個人利用や、学習・検証用途で無償で使えるUiPath Studio Community Editionを使うにはAutomation Cloud for Communityへの登録が必要です。 まだ登録していない人は先にAutomation Cloudのアカウントを開設しましょう。

本記事では、UiPath Automation Cloudのテナント設定について説明します。

UiPath Automation Cloudのテナントとは

UiPath Automation Cloudでは、OrchesratorやAutomation Hubなどの各種サービスを、単一、もしくは複数のグループに分割して管理することができます。この分割単位がテナントです。

Automation Cloudでは、個人または企業単位で「組織」が割り当てられます。 「組織」は1つしか作成できませんが、組織内に複数のテナント(マルチテナント)を作成することができます。

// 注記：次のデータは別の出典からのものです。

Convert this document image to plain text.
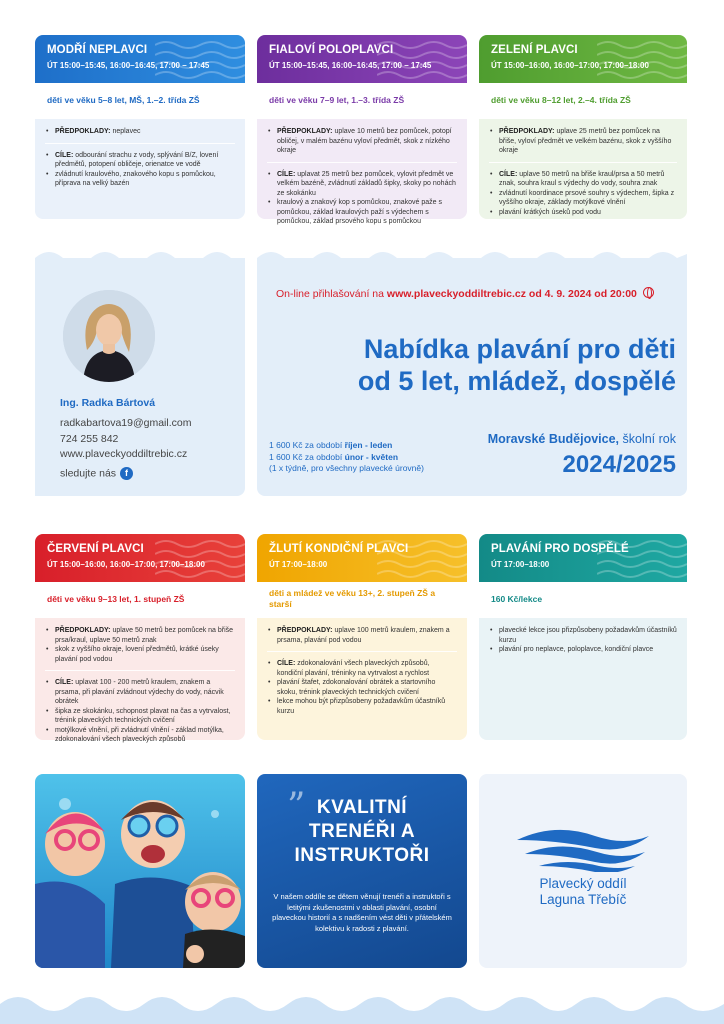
MODŘÍ NEPLAVCI
ÚT 15:00–15:45, 16:00–16:45, 17:00 – 17:45
děti ve věku 5–8 let, MŠ, 1.–2. třída ZŠ
• PŘEDPOKLADY: neplavec
• CÍLE: odbourání strachu z vody, splývání B/Z, lovení předmětů, potopení obličeje, orienatce ve vodě
• zvládnutí kraulového, znakového kopu s pomůckou, příprava na velký bazén
FIALOVÍ POLOPLAVCI
ÚT 15:00–15:45, 16:00–16:45, 17:00 – 17:45
děti ve věku 7–9 let, 1.–3. třída ZŠ
• PŘEDPOKLADY: uplave 10 metrů bez pomůcek, potopí obličej, v malém bazénu vyloví předmět, skok z nízkého okraje
• CÍLE: uplavat 25 metrů bez pomůcek, vylovit předmět ve velkém bazéně, zvládnutí základů šipky, skoky po nohách ze skokánku
• kraulový a znakový kop s pomůckou, znakové paže s pomůckou, základ kraulových paží s výdechem s pomůckou, základ prsového kopu s pomůckou
ZELENÍ PLAVCI
ÚT 15:00–16:00, 16:00–17:00, 17:00–18:00
děti ve věku 8–12 let, 2.–4. třída ZŠ
• PŘEDPOKLADY: uplave 25 metrů bez pomůcek na břiše, vyloví předmět ve velkém bazénu, skok z vyššího okraje
• CÍLE: uplave 50 metrů na břiše kraul/prsa a 50 metrů znak, souhra kraul s výdechy do vody, souhra znak
• zvládnutí koordinace prsové souhry s výdechem, šipka z vyššího okraje, základy motýlkové vlnění
• plavání krátkých úseků pod vodu
Ing. Radka Bártová
radkabartova19@gmail.com
724 255 842
www.plaveckyoddiltrebic.cz
sledujte nás f
On-line přihlašování na www.plaveckyoddiltrebic.cz od 4. 9. 2024 od 20:00
Nabídka plavání pro děti
od 5 let, mládež, dospělé
1 600 Kč za období říjen - leden
1 600 Kč za období únor - květen
(1 x týdně, pro všechny plavecké úrovně)
Moravské Budějovice, školní rok
2024/2025
ČERVENÍ PLAVCI
ÚT 15:00–16:00, 16:00–17:00, 17:00–18:00
děti ve věku 9–13 let, 1. stupeň ZŠ
• PŘEDPOKLADY: uplave 50 metrů bez pomůcek na břiše prsa/kraul, uplave 50 metrů znak
• skok z vyššího okraje, lovení předmětů, krátké úseky plavání pod vodou
• CÍLE: uplavat 100 - 200 metrů kraulem, znakem a prsama, při plavání zvládnout výdechy do vody, nácvik obrátek
• šipka ze skokánku, schopnost plavat na čas a vytrvalost, trénink plaveckých technických cvičení
• motýlkové vlnění, při zvládnutí vlnění - základ motýlka, zdokonalování všech plaveckých způsobů
ŽLUTÍ KONDIČNÍ PLAVCI
ÚT 17:00–18:00
děti a mládež ve věku 13+, 2. stupeň ZŠ a starší
• PŘEDPOKLADY: uplave 100 metrů kraulem, znakem a prsama, plavání pod vodou
• CÍLE: zdokonalování všech plaveckých způsobů, kondiční plavání, tréninky na vytrvalost a rychlost
• plavání štafet, zdokonalování obrátek a startovního skoku, trénink plaveckých technických cvičení
• lekce mohou být přizpůsobeny požadavkům účastníků kurzu
PLAVÁNÍ PRO DOSPĚLÉ
ÚT 17:00–18:00
160 Kč/lekce
• plavecké lekce jsou přizpůsobeny požadavkům účastníků kurzu
• plavání pro neplavce, poloplavce, kondiční plavce
” KVALITNÍ
TRENÉŘI A
INSTRUKTOŘI
V našem oddíle se dětem věnují trenéři a instruktoři s letitými zkušenostmi v oblasti plavání, osobní plaveckou historií a s nadšením vést děti v přátelském kolektivu k radosti z plavání.
Plavecký oddíl
Laguna Třebíč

Automation Cloudの「組織」について知りたい方はこちら

マルチテナントとは

ショッピングモールやデパート内に複数の店舗が出店し、電気、ガス代などの管理費用を低く抑えているように、クラウドサービス上で、複数のユーザーがリソースを共有して利用する方式です。

Automation Cloud for Communityでは、テナントは1つしか作成できません。
Enterprise版であれば無制限に作成することができます。

ではさっそくAutomation Cloudのテナント 管理画面で確認してみましょう。

UiPath Automation Cloudのテナント 管理画面

ブラウザで、UiPath Automation Cloudにログインし、[管理] - [テナント]を開きます。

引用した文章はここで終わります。